Many fish and marine mammal species are known for their ability to dive from the warm surface into deeper waters to hunt. However, ectothermic creatures, or “cold-blooded” animals, such as sharks, face many obstacles in maintaining their body temperature. They must find a way to conserve heat in order to sustain an active metabolism for hunting.

Sharks have gills that function as natural radiators, capable of quickly cooling their blood, muscles, and organs. However, during deep dives into colder water, where they feed on other marine creatures, they must close their gill slits to maintain body warmth and ensure efficient hunting. This has raised questions among researchers.

“This was a complete surprise,” Mark Royer, lead author and researcher at the Hawai’i Institute of Marine Biology in the UH Mānoa School of Ocean and Earth Science and Technology, said in a statement. “It was unexpected for sharks to hold their breath to hunt like a diving marine mammal. It’s an extraordinary behavior from an incredible animal.”

Shark’s surprising behavior

For their study, the researchers equipped a group of scalloped hammerhead sharks with devices that measured their muscle temperature, depth, body orientation, and activity levels. They saw that the sharks’ muscles stayed warm during their dive into cold water but suddenly cooled as the sharks approaches the surface toward the end of the dive.
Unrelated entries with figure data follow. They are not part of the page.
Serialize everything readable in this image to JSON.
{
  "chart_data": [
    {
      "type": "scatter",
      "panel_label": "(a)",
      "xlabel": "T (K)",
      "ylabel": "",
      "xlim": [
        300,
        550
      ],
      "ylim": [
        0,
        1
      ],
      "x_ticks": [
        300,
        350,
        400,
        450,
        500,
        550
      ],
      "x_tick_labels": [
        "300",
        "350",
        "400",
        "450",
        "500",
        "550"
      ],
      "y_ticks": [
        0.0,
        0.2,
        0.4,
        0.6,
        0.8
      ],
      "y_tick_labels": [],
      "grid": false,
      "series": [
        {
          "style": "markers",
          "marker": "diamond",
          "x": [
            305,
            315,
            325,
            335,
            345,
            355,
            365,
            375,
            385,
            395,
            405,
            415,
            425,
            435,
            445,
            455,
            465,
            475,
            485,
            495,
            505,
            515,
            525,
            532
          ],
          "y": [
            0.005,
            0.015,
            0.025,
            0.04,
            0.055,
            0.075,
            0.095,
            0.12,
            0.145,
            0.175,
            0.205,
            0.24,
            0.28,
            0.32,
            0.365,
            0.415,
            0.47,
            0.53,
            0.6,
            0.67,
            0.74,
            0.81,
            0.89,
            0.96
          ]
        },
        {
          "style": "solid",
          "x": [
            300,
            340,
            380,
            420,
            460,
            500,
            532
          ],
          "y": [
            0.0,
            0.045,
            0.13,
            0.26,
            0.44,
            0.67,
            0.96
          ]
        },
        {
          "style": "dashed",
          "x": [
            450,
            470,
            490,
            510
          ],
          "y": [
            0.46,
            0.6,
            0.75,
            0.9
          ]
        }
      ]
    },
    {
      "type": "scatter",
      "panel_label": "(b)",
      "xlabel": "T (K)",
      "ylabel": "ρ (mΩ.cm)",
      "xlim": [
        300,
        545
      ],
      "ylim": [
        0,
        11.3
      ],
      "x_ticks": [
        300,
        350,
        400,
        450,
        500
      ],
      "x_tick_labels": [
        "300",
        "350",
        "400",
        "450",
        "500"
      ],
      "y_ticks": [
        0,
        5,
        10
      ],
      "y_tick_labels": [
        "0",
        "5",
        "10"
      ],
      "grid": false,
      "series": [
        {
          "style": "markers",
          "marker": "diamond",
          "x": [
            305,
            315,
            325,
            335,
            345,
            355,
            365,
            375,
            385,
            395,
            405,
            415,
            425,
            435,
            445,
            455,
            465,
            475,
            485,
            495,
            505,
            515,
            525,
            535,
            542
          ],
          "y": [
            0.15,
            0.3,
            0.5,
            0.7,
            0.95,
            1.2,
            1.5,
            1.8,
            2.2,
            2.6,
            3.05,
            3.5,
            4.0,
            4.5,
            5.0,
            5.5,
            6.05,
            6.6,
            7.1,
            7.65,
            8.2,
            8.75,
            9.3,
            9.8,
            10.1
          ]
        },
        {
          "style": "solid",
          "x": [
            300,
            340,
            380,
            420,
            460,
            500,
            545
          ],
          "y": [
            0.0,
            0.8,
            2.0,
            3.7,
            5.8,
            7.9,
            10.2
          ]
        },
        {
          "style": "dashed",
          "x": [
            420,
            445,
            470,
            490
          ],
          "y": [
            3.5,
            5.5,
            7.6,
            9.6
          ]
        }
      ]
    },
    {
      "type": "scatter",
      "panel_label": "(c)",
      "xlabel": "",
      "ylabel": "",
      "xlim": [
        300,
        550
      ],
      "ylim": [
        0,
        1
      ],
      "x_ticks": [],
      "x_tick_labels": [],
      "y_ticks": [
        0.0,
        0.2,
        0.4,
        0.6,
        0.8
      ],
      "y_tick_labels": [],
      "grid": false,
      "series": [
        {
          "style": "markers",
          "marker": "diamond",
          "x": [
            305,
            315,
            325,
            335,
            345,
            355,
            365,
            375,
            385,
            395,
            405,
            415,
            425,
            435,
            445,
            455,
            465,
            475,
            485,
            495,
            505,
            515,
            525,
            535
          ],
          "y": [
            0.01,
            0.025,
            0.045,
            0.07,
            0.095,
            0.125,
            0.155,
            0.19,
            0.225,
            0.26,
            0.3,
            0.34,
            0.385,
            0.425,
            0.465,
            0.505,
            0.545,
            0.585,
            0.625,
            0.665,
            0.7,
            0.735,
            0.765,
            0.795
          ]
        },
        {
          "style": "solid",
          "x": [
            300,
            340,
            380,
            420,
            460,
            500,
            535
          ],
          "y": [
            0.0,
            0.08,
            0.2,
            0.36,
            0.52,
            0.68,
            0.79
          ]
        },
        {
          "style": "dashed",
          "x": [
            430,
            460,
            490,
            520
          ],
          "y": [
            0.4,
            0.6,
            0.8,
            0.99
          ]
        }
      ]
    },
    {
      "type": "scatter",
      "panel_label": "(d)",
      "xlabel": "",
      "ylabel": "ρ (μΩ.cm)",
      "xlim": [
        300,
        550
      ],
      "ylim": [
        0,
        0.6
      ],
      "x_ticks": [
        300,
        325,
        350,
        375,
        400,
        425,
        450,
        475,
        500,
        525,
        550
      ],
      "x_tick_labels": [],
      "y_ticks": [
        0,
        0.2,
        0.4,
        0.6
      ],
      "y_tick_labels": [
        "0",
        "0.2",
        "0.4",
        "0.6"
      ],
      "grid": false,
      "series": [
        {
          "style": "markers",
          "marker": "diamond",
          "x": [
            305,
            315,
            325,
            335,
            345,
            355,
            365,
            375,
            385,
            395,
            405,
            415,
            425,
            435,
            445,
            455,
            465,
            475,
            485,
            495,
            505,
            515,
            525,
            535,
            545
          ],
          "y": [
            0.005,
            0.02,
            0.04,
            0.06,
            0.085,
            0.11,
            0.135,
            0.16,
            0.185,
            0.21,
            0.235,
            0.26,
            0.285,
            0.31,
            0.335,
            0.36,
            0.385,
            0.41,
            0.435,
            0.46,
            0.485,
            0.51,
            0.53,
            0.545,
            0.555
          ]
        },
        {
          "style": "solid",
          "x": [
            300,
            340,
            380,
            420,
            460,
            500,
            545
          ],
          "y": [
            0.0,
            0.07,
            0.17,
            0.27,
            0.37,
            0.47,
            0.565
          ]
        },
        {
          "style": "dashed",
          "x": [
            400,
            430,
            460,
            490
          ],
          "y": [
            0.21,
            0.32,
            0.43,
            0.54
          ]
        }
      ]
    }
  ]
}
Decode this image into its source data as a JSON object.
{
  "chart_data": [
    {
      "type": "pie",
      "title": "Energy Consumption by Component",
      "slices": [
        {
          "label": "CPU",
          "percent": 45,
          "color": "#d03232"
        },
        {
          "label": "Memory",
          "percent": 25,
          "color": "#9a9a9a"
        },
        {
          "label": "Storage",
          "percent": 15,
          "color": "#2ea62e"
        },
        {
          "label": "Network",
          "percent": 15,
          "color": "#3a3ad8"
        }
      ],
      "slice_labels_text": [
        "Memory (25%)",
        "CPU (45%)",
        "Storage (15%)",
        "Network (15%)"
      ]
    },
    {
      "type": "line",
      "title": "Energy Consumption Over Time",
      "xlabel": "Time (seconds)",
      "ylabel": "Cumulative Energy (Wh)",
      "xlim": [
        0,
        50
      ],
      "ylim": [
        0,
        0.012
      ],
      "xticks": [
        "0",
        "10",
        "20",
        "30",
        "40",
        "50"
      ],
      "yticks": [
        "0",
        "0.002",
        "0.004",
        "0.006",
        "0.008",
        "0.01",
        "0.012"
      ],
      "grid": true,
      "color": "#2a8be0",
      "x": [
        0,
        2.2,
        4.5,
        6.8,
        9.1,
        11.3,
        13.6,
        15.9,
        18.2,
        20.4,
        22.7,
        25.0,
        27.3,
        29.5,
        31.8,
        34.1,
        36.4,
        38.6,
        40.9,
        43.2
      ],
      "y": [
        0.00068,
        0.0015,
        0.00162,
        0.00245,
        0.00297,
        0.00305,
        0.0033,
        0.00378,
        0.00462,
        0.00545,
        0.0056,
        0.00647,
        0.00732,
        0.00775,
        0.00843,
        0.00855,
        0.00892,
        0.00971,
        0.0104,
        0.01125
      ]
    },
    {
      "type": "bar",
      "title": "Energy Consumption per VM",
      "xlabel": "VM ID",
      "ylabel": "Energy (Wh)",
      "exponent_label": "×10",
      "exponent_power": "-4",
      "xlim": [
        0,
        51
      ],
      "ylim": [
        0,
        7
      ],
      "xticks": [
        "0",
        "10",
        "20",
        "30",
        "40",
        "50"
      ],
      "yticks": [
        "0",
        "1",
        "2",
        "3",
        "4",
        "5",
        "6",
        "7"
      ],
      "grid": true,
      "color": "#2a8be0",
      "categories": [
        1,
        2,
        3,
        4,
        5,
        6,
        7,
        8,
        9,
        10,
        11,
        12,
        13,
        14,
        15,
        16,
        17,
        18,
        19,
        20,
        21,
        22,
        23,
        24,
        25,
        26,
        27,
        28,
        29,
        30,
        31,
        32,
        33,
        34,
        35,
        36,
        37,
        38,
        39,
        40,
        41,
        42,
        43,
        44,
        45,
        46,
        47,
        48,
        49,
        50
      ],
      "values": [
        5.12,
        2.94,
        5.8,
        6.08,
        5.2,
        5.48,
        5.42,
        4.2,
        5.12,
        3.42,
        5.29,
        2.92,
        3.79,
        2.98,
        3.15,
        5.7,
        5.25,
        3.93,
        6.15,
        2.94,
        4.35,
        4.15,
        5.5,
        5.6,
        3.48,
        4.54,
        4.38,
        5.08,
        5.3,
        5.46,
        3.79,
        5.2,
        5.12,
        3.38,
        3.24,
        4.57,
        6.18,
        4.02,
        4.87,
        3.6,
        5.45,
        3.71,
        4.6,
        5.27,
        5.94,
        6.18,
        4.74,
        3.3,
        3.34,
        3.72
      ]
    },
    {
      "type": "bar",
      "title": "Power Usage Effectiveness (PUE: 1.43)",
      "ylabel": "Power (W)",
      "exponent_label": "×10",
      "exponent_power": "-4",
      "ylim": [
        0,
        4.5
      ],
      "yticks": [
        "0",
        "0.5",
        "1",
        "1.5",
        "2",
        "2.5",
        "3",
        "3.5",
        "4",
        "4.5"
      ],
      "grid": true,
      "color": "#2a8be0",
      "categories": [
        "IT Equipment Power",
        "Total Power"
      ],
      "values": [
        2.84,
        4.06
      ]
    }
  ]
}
The sharks dived several times into deep water at a temperature of 5–11 °C — 20 °C colder than at the surface — and remained there for five to seven minutes at a time before going back to the surface. Computer modeling suggested that the sharks are preventing heat loss from their gills to keep their bodies warm during their deep dives into cold water.

The researchers also captured video footage of sharks swimming at 1,044 meters below the surface with tightly closed gill slits. In contrast, similar images in surface waters show these sharks swimming with their gills wide open. A sudden cooling in muscle temperature as the sharks reach the surface after each dive suggests they opened their gills to resume breathing.

“Holding their breath keeps scalloped hammerhead sharks warm but also shuts off their oxygen supply,” said Royer. “So, although these sharks hold their breath for an average of 17 minutes, they only spend an average of four minutes at the bottom of their dives at extreme depths before quickly returning to warmer, well-oxygenated surface waters where breathing resumes.”

Scalloped hammerhead sharks are regionally endangered in many parts of the world due to overfishing, bycatch, and nursery habitat loss. This new study improves our ability to better manage the species by revealing potential vulnerabilities linked to changing ocean conditions or future human exploitation of these deep habitats, the researchers said.

The study was published in the journal Science.